Grateful for sacrifices and the caning I got from my parents

He does not know it, but I owe my writing career to my father. ILLUSTRATION/NATION

What you need to know:

  • Growing up, most of us had what we viewed as difficult and complicated relationships with our parents.
  • We believed they were cruel, insensitive, harsh, too strict, killjoys – asked then, we would have gladly swapped them with friends’ parents, who came across as cool and laid-back, the total opposite of ours.

He does not know it, but I owe my writing career to my father.

For some reason, he did not believe in beating his children – I have racked my brain long and hard, but besides that one time, (No, I will not tell you what I did) I have no recollection of him beating me.

However, even though he was averse to the cane, he was a no- nonsense parent when it came to learning.

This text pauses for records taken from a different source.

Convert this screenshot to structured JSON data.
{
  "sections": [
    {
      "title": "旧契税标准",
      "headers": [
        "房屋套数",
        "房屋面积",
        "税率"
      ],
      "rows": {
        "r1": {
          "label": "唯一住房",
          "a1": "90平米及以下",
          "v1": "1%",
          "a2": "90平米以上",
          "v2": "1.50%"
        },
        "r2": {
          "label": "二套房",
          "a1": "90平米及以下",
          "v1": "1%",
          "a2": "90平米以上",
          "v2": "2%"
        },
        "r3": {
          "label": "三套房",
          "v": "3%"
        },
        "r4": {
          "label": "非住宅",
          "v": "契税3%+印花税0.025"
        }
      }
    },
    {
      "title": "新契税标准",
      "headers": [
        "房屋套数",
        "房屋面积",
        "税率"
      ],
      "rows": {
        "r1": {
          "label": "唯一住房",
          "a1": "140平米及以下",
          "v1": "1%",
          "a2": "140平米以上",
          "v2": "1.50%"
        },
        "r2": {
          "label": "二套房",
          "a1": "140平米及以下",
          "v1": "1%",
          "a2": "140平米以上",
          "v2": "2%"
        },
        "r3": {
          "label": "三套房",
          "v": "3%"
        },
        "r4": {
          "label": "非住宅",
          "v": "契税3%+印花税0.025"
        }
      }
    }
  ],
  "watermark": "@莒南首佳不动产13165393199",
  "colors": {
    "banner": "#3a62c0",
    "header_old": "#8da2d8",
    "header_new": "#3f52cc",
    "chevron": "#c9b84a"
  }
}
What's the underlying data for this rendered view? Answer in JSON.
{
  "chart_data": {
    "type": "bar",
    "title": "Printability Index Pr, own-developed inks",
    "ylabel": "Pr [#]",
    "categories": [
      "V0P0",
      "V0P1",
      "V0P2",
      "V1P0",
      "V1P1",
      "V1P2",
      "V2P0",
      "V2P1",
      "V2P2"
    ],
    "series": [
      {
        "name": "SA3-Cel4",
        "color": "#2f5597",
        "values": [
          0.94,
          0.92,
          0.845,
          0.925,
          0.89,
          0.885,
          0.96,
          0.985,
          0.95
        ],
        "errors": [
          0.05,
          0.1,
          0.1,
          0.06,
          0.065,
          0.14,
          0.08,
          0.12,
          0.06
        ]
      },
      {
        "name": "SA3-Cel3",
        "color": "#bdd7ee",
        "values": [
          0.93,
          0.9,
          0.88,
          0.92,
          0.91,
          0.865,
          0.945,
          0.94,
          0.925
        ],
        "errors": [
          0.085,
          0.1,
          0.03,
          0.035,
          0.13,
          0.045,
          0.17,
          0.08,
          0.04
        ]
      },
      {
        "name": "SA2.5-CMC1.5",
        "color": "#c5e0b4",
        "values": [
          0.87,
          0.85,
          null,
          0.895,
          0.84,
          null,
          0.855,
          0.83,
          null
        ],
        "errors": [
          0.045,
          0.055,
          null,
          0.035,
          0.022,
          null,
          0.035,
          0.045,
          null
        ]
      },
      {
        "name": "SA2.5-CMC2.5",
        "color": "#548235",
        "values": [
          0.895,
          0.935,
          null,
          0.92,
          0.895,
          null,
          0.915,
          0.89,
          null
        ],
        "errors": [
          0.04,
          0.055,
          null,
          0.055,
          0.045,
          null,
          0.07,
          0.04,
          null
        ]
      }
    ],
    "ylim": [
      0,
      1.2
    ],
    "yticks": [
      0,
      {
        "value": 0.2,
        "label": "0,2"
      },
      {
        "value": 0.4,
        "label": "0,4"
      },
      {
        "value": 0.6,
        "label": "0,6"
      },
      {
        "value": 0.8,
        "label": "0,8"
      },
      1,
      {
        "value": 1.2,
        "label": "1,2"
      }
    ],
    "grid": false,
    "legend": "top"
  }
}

Whenever we took home a letter from school, he expected us to read it out to him.

Now, since these letters were addressed to parents, they were littered with complex, headache-inducing words, many of which sounded like tongue-twisters to my nine-year-old self.

But my father expected us to be able to read them; after all, he had taken us to school to learn how to read, hadn’t he?

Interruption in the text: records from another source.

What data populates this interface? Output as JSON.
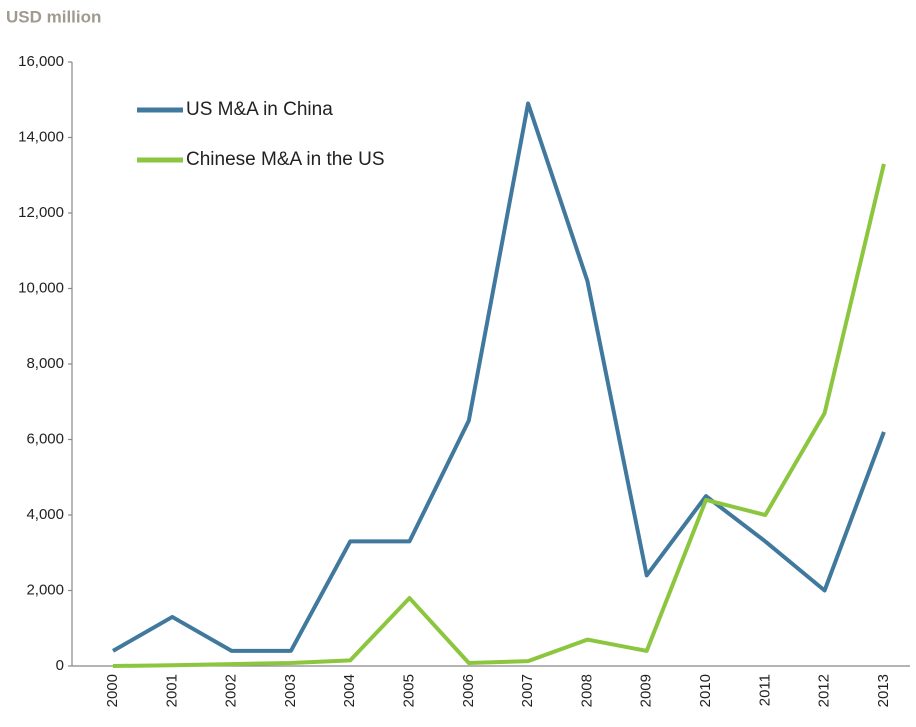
{
  "chart_data": {
    "type": "line",
    "y_axis_label": "USD million",
    "categories": [
      "2000",
      "2001",
      "2002",
      "2003",
      "2004",
      "2005",
      "2006",
      "2007",
      "2008",
      "2009",
      "2010",
      "2011",
      "2012",
      "2013"
    ],
    "series": [
      {
        "name": "US M&A in China",
        "color": "#41799e",
        "values": [
          400,
          1300,
          400,
          400,
          3300,
          3300,
          6500,
          14900,
          10200,
          2400,
          4500,
          3300,
          2000,
          6200
        ]
      },
      {
        "name": "Chinese M&A in the US",
        "color": "#8cc63f",
        "values": [
          0,
          20,
          50,
          80,
          150,
          1800,
          80,
          130,
          700,
          400,
          4400,
          4000,
          6700,
          13300
        ]
      }
    ],
    "ylim": [
      0,
      16000
    ],
    "yticks": [
      0,
      {
        "value": 2000,
        "label": "2,000"
      },
      {
        "value": 4000,
        "label": "4,000"
      },
      {
        "value": 6000,
        "label": "6,000"
      },
      {
        "value": 8000,
        "label": "8,000"
      },
      {
        "value": 10000,
        "label": "10,000"
      },
      {
        "value": 12000,
        "label": "12,000"
      },
      {
        "value": 14000,
        "label": "14,000"
      },
      {
        "value": 16000,
        "label": "16,000"
      }
    ],
    "grid": false,
    "legend": "upper left"
  }
}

He was so determined that we should learn how to do it, one time he locked me and my elder brother in the bathroom, after we were unable to read one of those annoying letters, which seemed determined to ruin my life.

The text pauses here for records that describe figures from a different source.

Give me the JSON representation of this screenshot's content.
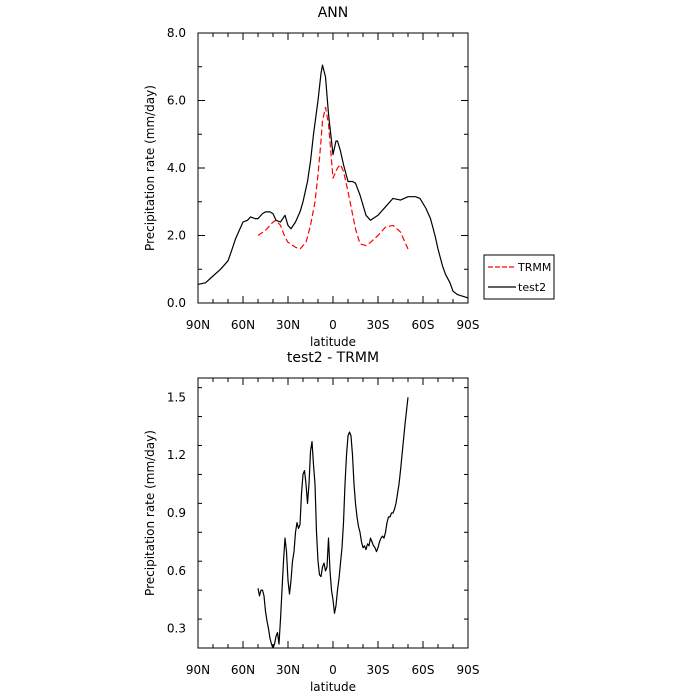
{
  "chart_data": [
    {
      "type": "line",
      "title": "ANN",
      "xlabel": "latitude",
      "ylabel": "Precipitation rate (mm/day)",
      "x_ticks": [
        -90,
        -60,
        -30,
        0,
        30,
        60,
        90
      ],
      "x_tick_labels": [
        "90N",
        "60N",
        "30N",
        "0",
        "30S",
        "60S",
        "90S"
      ],
      "xlim": [
        -90,
        90
      ],
      "ylim": [
        0,
        8
      ],
      "y_ticks": [
        0,
        2,
        4,
        6,
        8
      ],
      "y_tick_labels": [
        "0.0",
        "2.0",
        "4.0",
        "6.0",
        "8.0"
      ],
      "legend_position": "right, outside",
      "series": [
        {
          "name": "TRMM",
          "color": "#ff0000",
          "style": "dashed",
          "x": [
            -50,
            -45,
            -40,
            -38,
            -35,
            -32,
            -30,
            -25,
            -22,
            -18,
            -15,
            -12,
            -10,
            -8,
            -7,
            -5,
            -3,
            0,
            3,
            5,
            7,
            10,
            15,
            18,
            22,
            25,
            30,
            35,
            40,
            45,
            50
          ],
          "y": [
            2.0,
            2.15,
            2.4,
            2.45,
            2.3,
            1.95,
            1.8,
            1.65,
            1.6,
            1.8,
            2.3,
            3.0,
            3.8,
            4.8,
            5.4,
            5.8,
            5.3,
            3.7,
            4.0,
            4.1,
            3.9,
            3.3,
            2.2,
            1.75,
            1.7,
            1.8,
            2.0,
            2.25,
            2.3,
            2.1,
            1.6
          ]
        },
        {
          "name": "test2",
          "color": "#000000",
          "style": "solid",
          "x": [
            -90,
            -85,
            -80,
            -75,
            -70,
            -68,
            -65,
            -62,
            -60,
            -57,
            -55,
            -52,
            -50,
            -47,
            -45,
            -42,
            -40,
            -38,
            -35,
            -32,
            -30,
            -28,
            -25,
            -22,
            -20,
            -17,
            -15,
            -13,
            -10,
            -8,
            -7,
            -5,
            -3,
            0,
            2,
            3,
            5,
            7,
            10,
            13,
            15,
            18,
            22,
            25,
            30,
            35,
            40,
            45,
            50,
            55,
            58,
            62,
            65,
            68,
            70,
            73,
            75,
            78,
            80,
            83,
            85,
            88,
            90
          ],
          "y": [
            0.55,
            0.6,
            0.8,
            1.0,
            1.25,
            1.5,
            1.9,
            2.2,
            2.4,
            2.45,
            2.55,
            2.5,
            2.5,
            2.65,
            2.7,
            2.7,
            2.65,
            2.45,
            2.4,
            2.6,
            2.3,
            2.2,
            2.4,
            2.7,
            3.0,
            3.6,
            4.2,
            5.0,
            6.0,
            6.8,
            7.05,
            6.7,
            5.6,
            4.4,
            4.8,
            4.8,
            4.5,
            4.1,
            3.6,
            3.6,
            3.55,
            3.2,
            2.6,
            2.45,
            2.6,
            2.85,
            3.1,
            3.05,
            3.15,
            3.15,
            3.1,
            2.8,
            2.5,
            2.0,
            1.6,
            1.1,
            0.85,
            0.6,
            0.35,
            0.25,
            0.22,
            0.18,
            0.15
          ]
        }
      ]
    },
    {
      "type": "line",
      "title": "test2 - TRMM",
      "xlabel": "latitude",
      "ylabel": "Precipitation rate (mm/day)",
      "x_ticks": [
        -90,
        -60,
        -30,
        0,
        30,
        60,
        90
      ],
      "x_tick_labels": [
        "90N",
        "60N",
        "30N",
        "0",
        "30S",
        "60S",
        "90S"
      ],
      "xlim": [
        -90,
        90
      ],
      "ylim": [
        0.2,
        1.6
      ],
      "y_ticks": [
        0.3,
        0.6,
        0.9,
        1.2,
        1.5
      ],
      "y_tick_labels": [
        "0.3",
        "0.6",
        "0.9",
        "1.2",
        "1.5"
      ],
      "series": [
        {
          "color": "#000000",
          "style": "solid",
          "x": [
            -50,
            -49,
            -48,
            -47,
            -46,
            -45,
            -44,
            -43,
            -42,
            -41,
            -40,
            -39,
            -38,
            -37,
            -36,
            -35,
            -34,
            -33,
            -32,
            -31,
            -30,
            -29,
            -28,
            -27,
            -26,
            -25,
            -24,
            -23,
            -22,
            -21,
            -20,
            -19,
            -18,
            -17,
            -16,
            -15,
            -14,
            -13,
            -12,
            -11,
            -10,
            -9,
            -8,
            -7,
            -6,
            -5,
            -4,
            -3,
            -2,
            -1,
            0,
            1,
            2,
            3,
            4,
            5,
            6,
            7,
            8,
            9,
            10,
            11,
            12,
            13,
            14,
            15,
            16,
            17,
            18,
            19,
            20,
            21,
            22,
            23,
            24,
            25,
            26,
            27,
            28,
            29,
            30,
            31,
            32,
            33,
            34,
            35,
            36,
            37,
            38,
            39,
            40,
            41,
            42,
            43,
            44,
            45,
            46,
            47,
            48,
            49,
            50
          ],
          "y": [
            0.51,
            0.47,
            0.5,
            0.5,
            0.47,
            0.39,
            0.34,
            0.3,
            0.25,
            0.22,
            0.2,
            0.22,
            0.26,
            0.28,
            0.22,
            0.35,
            0.5,
            0.65,
            0.77,
            0.7,
            0.55,
            0.48,
            0.55,
            0.65,
            0.7,
            0.8,
            0.85,
            0.82,
            0.84,
            1.0,
            1.1,
            1.12,
            1.05,
            0.95,
            1.05,
            1.22,
            1.27,
            1.15,
            1.05,
            0.8,
            0.65,
            0.58,
            0.57,
            0.62,
            0.64,
            0.6,
            0.62,
            0.77,
            0.6,
            0.5,
            0.45,
            0.38,
            0.42,
            0.5,
            0.56,
            0.64,
            0.72,
            0.85,
            1.05,
            1.2,
            1.3,
            1.32,
            1.3,
            1.2,
            1.05,
            0.95,
            0.88,
            0.83,
            0.8,
            0.75,
            0.72,
            0.73,
            0.71,
            0.74,
            0.73,
            0.77,
            0.75,
            0.73,
            0.72,
            0.7,
            0.72,
            0.75,
            0.77,
            0.78,
            0.77,
            0.8,
            0.85,
            0.88,
            0.88,
            0.9,
            0.9,
            0.92,
            0.95,
            1.0,
            1.05,
            1.12,
            1.2,
            1.28,
            1.36,
            1.43,
            1.5
          ]
        }
      ]
    }
  ]
}
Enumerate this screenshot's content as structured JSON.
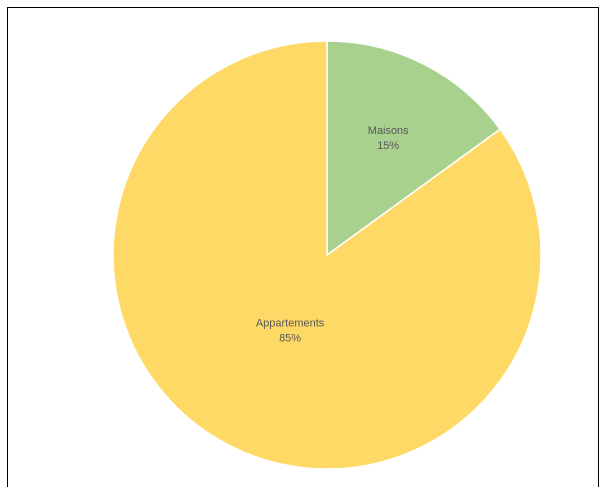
{
  "chart_data": {
    "type": "pie",
    "title": "",
    "categories": [
      "Maisons",
      "Appartements"
    ],
    "values": [
      15,
      85
    ],
    "labels": [
      "15%",
      "85%"
    ],
    "colors": [
      "#a9d18e",
      "#ffd966"
    ],
    "start_angle_deg": 0,
    "legend": "none"
  }
}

Another time, he told us that we’d only eat supper when we managed to read a passage he had selected in one of the many story books he bought us.

If you had asked me then, I would have told you without hesitation that he was the worst father in the world.

Dreading his unique punishments, I started reading more, and made use of the fat dictionary he had bought us.

That, ladies and gentlemen, is how my love affair with the written word started. Thank you, dad.

STORMY RELATIONSHIP

This long forgotten memory surfaced after I got an e-mail from a reader, Munyasiri Bukokhe, talking about her stormy relationship with her mother, who she once resented for being too concerned with her studies.

She says that her mother made regular impromptu visits to her school to check on her progress, something that irritated her to no end, and convinced her that her mother was the idlest parent that side of Kenya.

She also hated the fact that she had to go for tuition during school holidays, instead of taking it easy like her peers.

Munyasiri made it to university thanks to her “nosey” mother but, once there, to quote her, “used my new-found freedom maximally and ended up getting pregnant”.

It is her mother’s reaction to this pregnancy that eventually opened her eyes to what an exceptional mother she was, a mother that every girl and woman deserves.

Instead of a lecture about how foolish she was to throw away her future just like that, she simply told her that she would raise her child while she continued with her studies.

Munyasiri concluded her email by asking: “Why did it take so long for me to realise that she only wanted the best for me?”

Growing up, most of us had what we viewed as difficult and complicated relationships with our parents.

We believed they were cruel, insensitive, harsh, too strict, killjoys – asked then, we would have gladly swapped them with friends’ parents, who came across as cool and laid-back, the total opposite of ours.

It is only much later, when we see and start enjoying the fruits of their strictness and harshness, that we realise just how invaluable they are, that without their insight, no matter how unfair it seemed, we wouldn’t be what we are today. Again, thank you dad.